Last changed: 06 December 2023

Locally produced protein feeds and vitamin supply

Project managers: Birgitta Johansson and Elisabeth Nadeau, Department of Animal Environment and Health, SLU 

There is a general ban on the use of synthetic vitamins in organic production in the whole EU but currently there is an exemption from this ban. It is of great interest to find new solutions.  

The study will be performed at Tingvall Organic Dairy Research Farm (Hushållningssällskapet Väst) and will run for two lactations.

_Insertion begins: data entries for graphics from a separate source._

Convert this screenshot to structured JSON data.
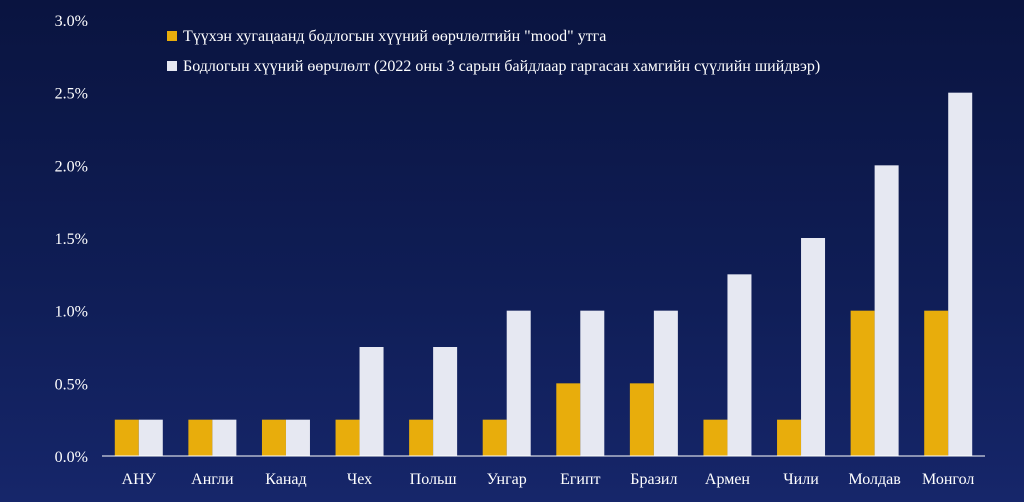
{
  "chart_data": {
    "type": "bar",
    "categories": [
      "АНУ",
      "Англи",
      "Канад",
      "Чех",
      "Польш",
      "Унгар",
      "Египт",
      "Бразил",
      "Армен",
      "Чили",
      "Молдав",
      "Монгол"
    ],
    "series": [
      {
        "name": "Түүхэн хугацаанд бодлогын хүүний өөрчлөлтийн \"mood\" утга",
        "color": "#e8ad0c",
        "values": [
          0.25,
          0.25,
          0.25,
          0.25,
          0.25,
          0.25,
          0.5,
          0.5,
          0.25,
          0.25,
          1.0,
          1.0
        ]
      },
      {
        "name": "Бодлогын хүүний өөрчлөлт (2022 оны 3 сарын байдлаар гаргасан хамгийн сүүлийн шийдвэр)",
        "color": "#e6e8f2",
        "values": [
          0.25,
          0.25,
          0.25,
          0.75,
          0.75,
          1.0,
          1.0,
          1.0,
          1.25,
          1.5,
          2.0,
          2.5
        ]
      }
    ],
    "ylim": [
      0,
      3.0
    ],
    "yticks": [
      "0.0%",
      "0.5%",
      "1.0%",
      "1.5%",
      "2.0%",
      "2.5%",
      "3.0%"
    ],
    "ytick_values": [
      0,
      0.5,
      1.0,
      1.5,
      2.0,
      2.5,
      3.0
    ],
    "legend_position": "top-center",
    "grid": false,
    "axis_color": "#ffffff"
  }
}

  • Peas will be compared to field beans during the first lactation and to lupin during the second lactation.
  • Both groups will be fed minerals without synthetic vitamins.
  • Half the cows in each group will be fed semi-natural vitamin E for 3-4 weeks before calving to 2-3 weeks after calving. 
  • Blood and milk samples will be analysed for vitamins to examine the effects of adding semi-natural vitamin E during the critical time around calving.
  • Milk yield, milk composition, health and fertility will be registered to determine effects of protein source.


EU regulations are forcing organic dairy producers to find ‘new’ protein sources. In 2000, the use of hexane-extracted feed was prohibited in organic dairy production, which ended the use of protein meals. The aim of organic farming is to compose a diet of 100% organic feed. It can be difficult to find high-quality organic protein feeds, since there is a shortage of organically produced feed with a high AAT-content. It would be convenient and economical to be able to produce protein feed locally. Cold pressed rapeseed cake is an excellent protein source in organic dairy production and results of our new study will hopefully show that field beans, peas and lupin are also useful protein sources.